Re: Folding bike - loaded touring but also commuting too?

Postby Tangled Metal » 9 Nov 2020, 1:56pm

I've only seen cyclists kept off a couple of times. One time it was a brompton rider. It was because in both times a train or two was taken out of service and even people were being turned away.

Remember I live in a backwater on a route heading even further into the backwaters. Uprail the locals haven't evolved opposable thumbs to even play the banjo let alone master it! :lol:

User avatar
simonineaston
Posts: 4039
Joined: 9 May 2007, 1:06pm
Location: ...at a cricket ground

Re: Folding bike - loaded touring but also commuting too?

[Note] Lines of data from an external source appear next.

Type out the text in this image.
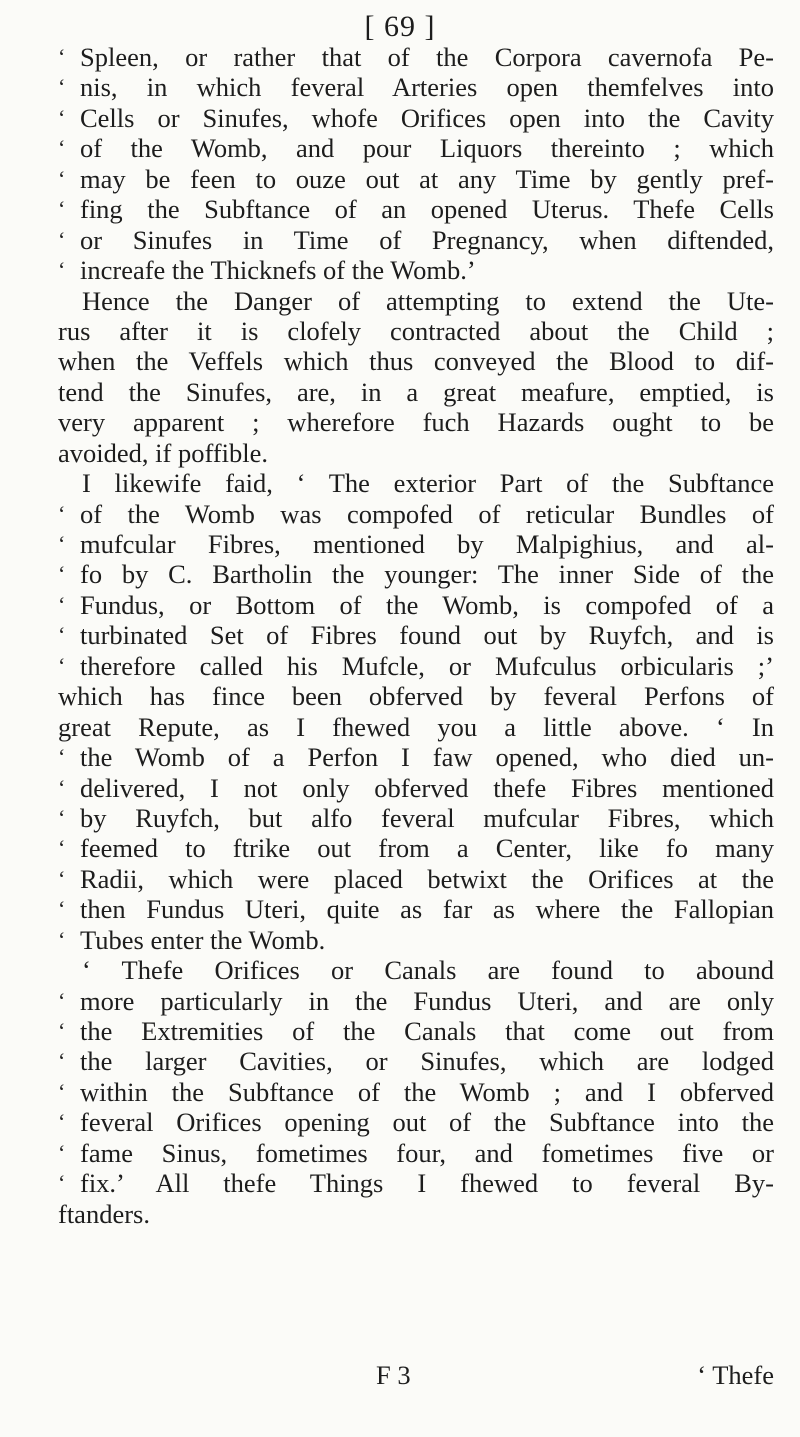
[ 69 ]
‘ Spleen, or rather that of the Corpora cavernofa Pe-
‘ nis, in which feveral Arteries open themfelves into
‘ Cells or Sinufes, whofe Orifices open into the Cavity
‘ of the Womb, and pour Liquors thereinto ; which
‘ may be feen to ouze out at any Time by gently pref-
‘ fing the Subftance of an opened Uterus. Thefe Cells
‘ or Sinufes in Time of Pregnancy, when diftended,
‘ increafe the Thicknefs of the Womb.’
Hence the Danger of attempting to extend the Ute-
rus after it is clofely contracted about the Child ;
when the Veffels which thus conveyed the Blood to dif-
tend the Sinufes, are, in a great meafure, emptied, is
very apparent ; wherefore fuch Hazards ought to be
avoided, if poffible.
I likewife faid, ‘ The exterior Part of the Subftance
‘ of the Womb was compofed of reticular Bundles of
‘ mufcular Fibres, mentioned by Malpighius, and al-
‘ fo by C. Bartholin the younger: The inner Side of the
‘ Fundus, or Bottom of the Womb, is compofed of a
‘ turbinated Set of Fibres found out by Ruyfch, and is
‘ therefore called his Mufcle, or Mufculus orbicularis ;’
which has fince been obferved by feveral Perfons of
great Repute, as I fhewed you a little above. ‘ In
‘ the Womb of a Perfon I faw opened, who died un-
‘ delivered, I not only obferved thefe Fibres mentioned
‘ by Ruyfch, but alfo feveral mufcular Fibres, which
‘ feemed to ftrike out from a Center, like fo many
‘ Radii, which were placed betwixt the Orifices at the
‘ then Fundus Uteri, quite as far as where the Fallopian
‘ Tubes enter the Womb.
‘ Thefe Orifices or Canals are found to abound
‘ more particularly in the Fundus Uteri, and are only
‘ the Extremities of the Canals that come out from
‘ the larger Cavities, or Sinufes, which are lodged
‘ within the Subftance of the Womb ; and I obferved
‘ feveral Orifices opening out of the Subftance into the
‘ fame Sinus, fometimes four, and fometimes five or
‘ fix.’ All thefe Things I fhewed to feveral By-
ftanders.
F 3	‘ Thefe
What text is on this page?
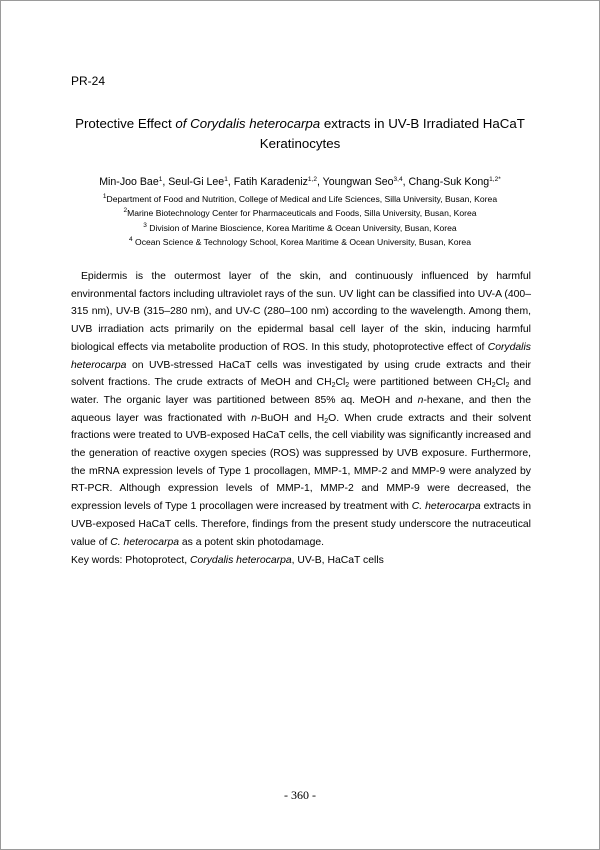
PR-24
Protective Effect of Corydalis heterocarpa extracts in UV-B Irradiated HaCaT
Keratinocytes
Min-Joo Bae$^1$, Seul-Gi Lee$^1$, Fatih Karadeniz$^{1,2}$, Youngwan Seo$^{3,4}$, Chang-Suk Kong$^{1,2*}$
$^1$Department of Food and Nutrition, College of Medical and Life Sciences, Silla University, Busan, Korea
$^2$Marine Biotechnology Center for Pharmaceuticals and Foods, Silla University, Busan, Korea
$^3$ Division of Marine Bioscience, Korea Maritime & Ocean University, Busan, Korea
$^4$ Ocean Science & Technology School, Korea Maritime & Ocean University, Busan, Korea

Epidermis is the outermost layer of the skin, and continuously influenced by harmful environmental factors including ultraviolet rays of the sun. UV light can be classified into UV-A (400–315 nm), UV-B (315–280 nm), and UV-C (280–100 nm) according to the wavelength. Among them, UVB irradiation acts primarily on the epidermal basal cell layer of the skin, inducing harmful biological effects via metabolite production of ROS. In this study, photoprotective effect of Corydalis heterocarpa on UVB-stressed HaCaT cells was investigated by using crude extracts and their solvent fractions. The crude extracts of MeOH and $CH_2Cl_2$ were partitioned between $CH_2Cl_2$ and water. The organic layer was partitioned between 85% aq. MeOH and n-hexane, and then the aqueous layer was fractionated with n-BuOH and $H_2O$. When crude extracts and their solvent fractions were treated to UVB-exposed HaCaT cells, the cell viability was significantly increased and the generation of reactive oxygen species (ROS) was suppressed by UVB exposure. Furthermore, the mRNA expression levels of Type 1 procollagen, MMP-1, MMP-2 and MMP-9 were analyzed by RT-PCR. Although expression levels of MMP-1, MMP-2 and MMP-9 were decreased, the expression levels of Type 1 procollagen were increased by treatment with C. heterocarpa extracts in UVB-exposed HaCaT cells. Therefore, findings from the present study underscore the nutraceutical value of C. heterocarpa as a potent skin photodamage.

Key words: Photoprotect, Corydalis heterocarpa, UV-B, HaCaT cells
- 360 -
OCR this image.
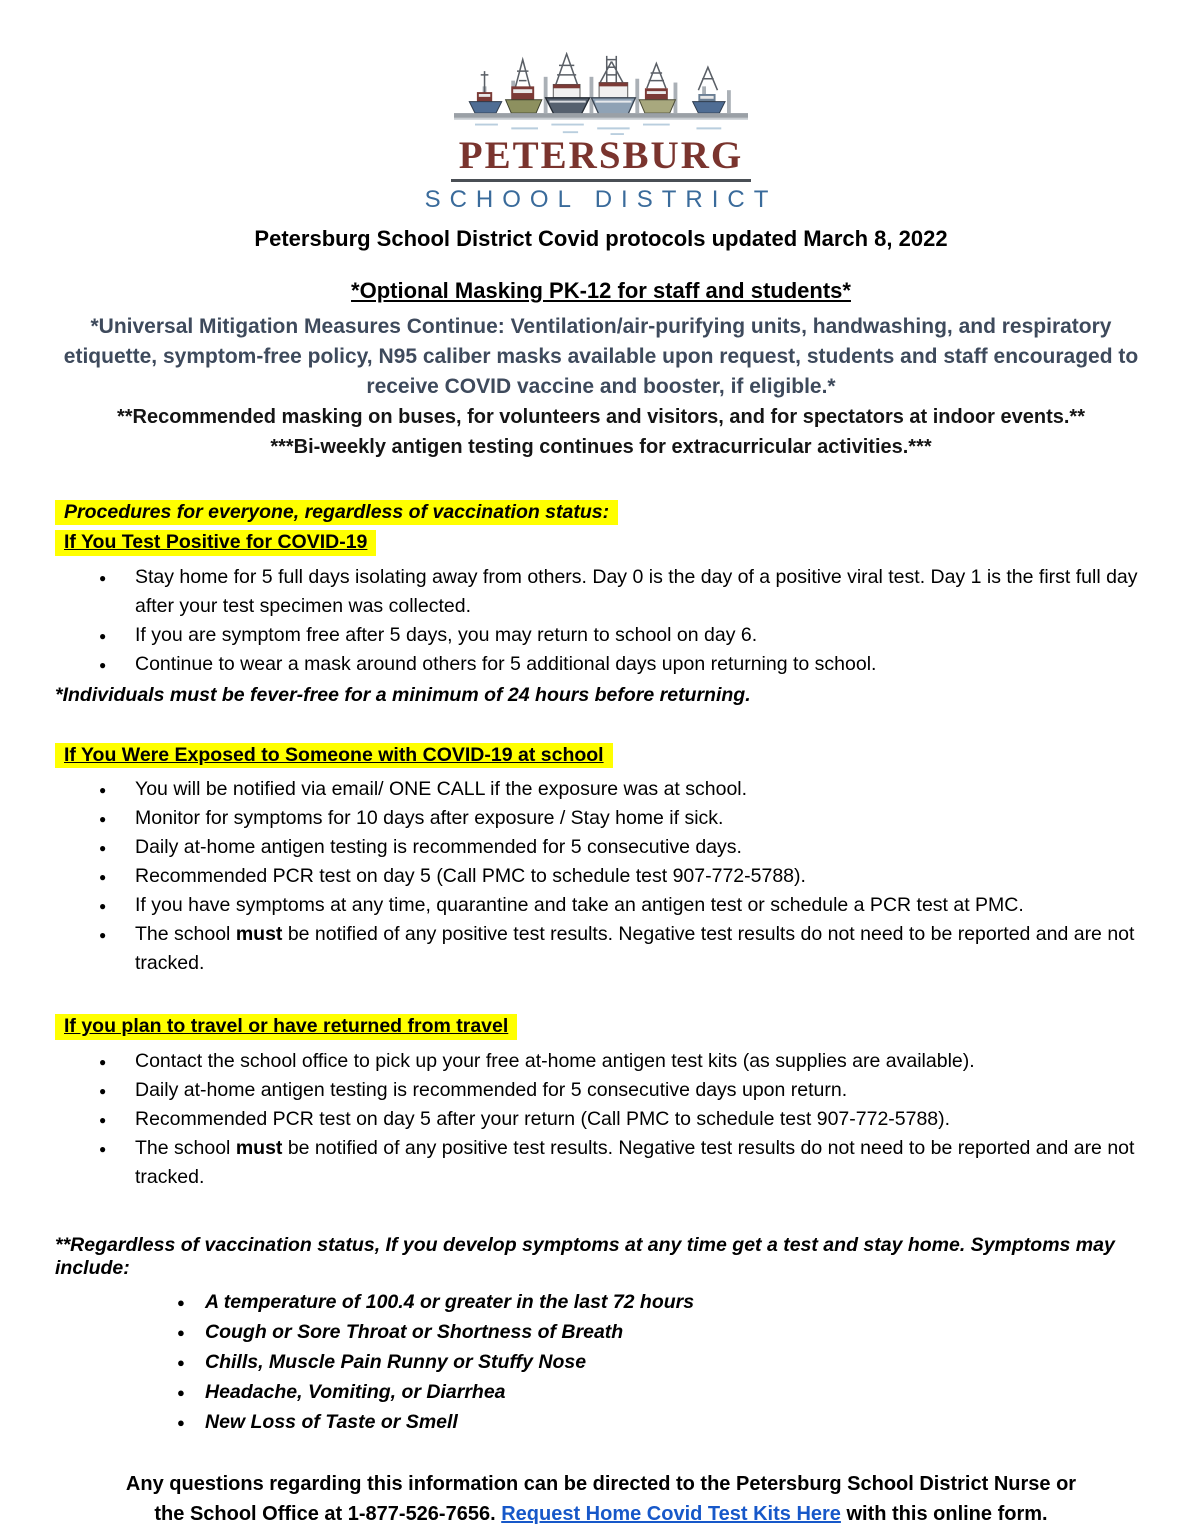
PETERSBURG
SCHOOL DISTRICT
Petersburg School District Covid protocols updated March 8, 2022
*Optional Masking PK-12 for staff and students*
*Universal Mitigation Measures Continue: Ventilation/air-purifying units, handwashing, and respiratory etiquette, symptom-free policy, N95 caliber masks available upon request, students and staff encouraged to receive COVID vaccine and booster, if eligible.*
**Recommended masking on buses, for volunteers and visitors, and for spectators at indoor events.**
***Bi-weekly antigen testing continues for extracurricular activities.***
Procedures for everyone, regardless of vaccination status:
If You Test Positive for COVID-19
● Stay home for 5 full days isolating away from others. Day 0 is the day of a positive viral test. Day 1 is the first full day after your test specimen was collected.
● If you are symptom free after 5 days, you may return to school on day 6.
● Continue to wear a mask around others for 5 additional days upon returning to school.
*Individuals must be fever-free for a minimum of 24 hours before returning.
If You Were Exposed to Someone with COVID-19 at school
● You will be notified via email/ ONE CALL if the exposure was at school.
● Monitor for symptoms for 10 days after exposure / Stay home if sick.
● Daily at-home antigen testing is recommended for 5 consecutive days.
● Recommended PCR test on day 5 (Call PMC to schedule test 907-772-5788).
● If you have symptoms at any time, quarantine and take an antigen test or schedule a PCR test at PMC.
● The school must be notified of any positive test results. Negative test results do not need to be reported and are not tracked.
If you plan to travel or have returned from travel
● Contact the school office to pick up your free at-home antigen test kits (as supplies are available).
● Daily at-home antigen testing is recommended for 5 consecutive days upon return.
● Recommended PCR test on day 5 after your return (Call PMC to schedule test 907-772-5788).
● The school must be notified of any positive test results. Negative test results do not need to be reported and are not tracked.
**Regardless of vaccination status, If you develop symptoms at any time get a test and stay home. Symptoms may include:
● A temperature of 100.4 or greater in the last 72 hours
● Cough or Sore Throat or Shortness of Breath
● Chills, Muscle Pain Runny or Stuffy Nose
● Headache, Vomiting, or Diarrhea
● New Loss of Taste or Smell
Any questions regarding this information can be directed to the Petersburg School District Nurse or the School Office at 1-877-526-7656. Request Home Covid Test Kits Here with this online form.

Postby simonineaston » 9 Nov 2020, 2:16pm

gazza_d wrote:Unless quick folding in the smallest possible space is the most important thing then take a look at Moultons.
Rather than fold, they seperate which can then go into a bag. I've carried one on crowded tyne metro at rush hour, and their inspectors can be sticklers.
The Moulton will also pack down into something like a Samsonite suitcase too.
I can confirm that my Moulton (bought from a fellow CUK rider, who may care to comment if he spots this post...) packs into a suitcase, albeit a large one! however, at 5' 9-and-a-bit, my Moulton (a TSR) does not feel anything other than snug. I'm not thinking that the TSR frame will be a good choice for anyone well over 6 feet. Of course, there's scope to increase the reach and saddle-height, but it's not like a conventional DF frame where the top tube gets longer the bigger the frame size.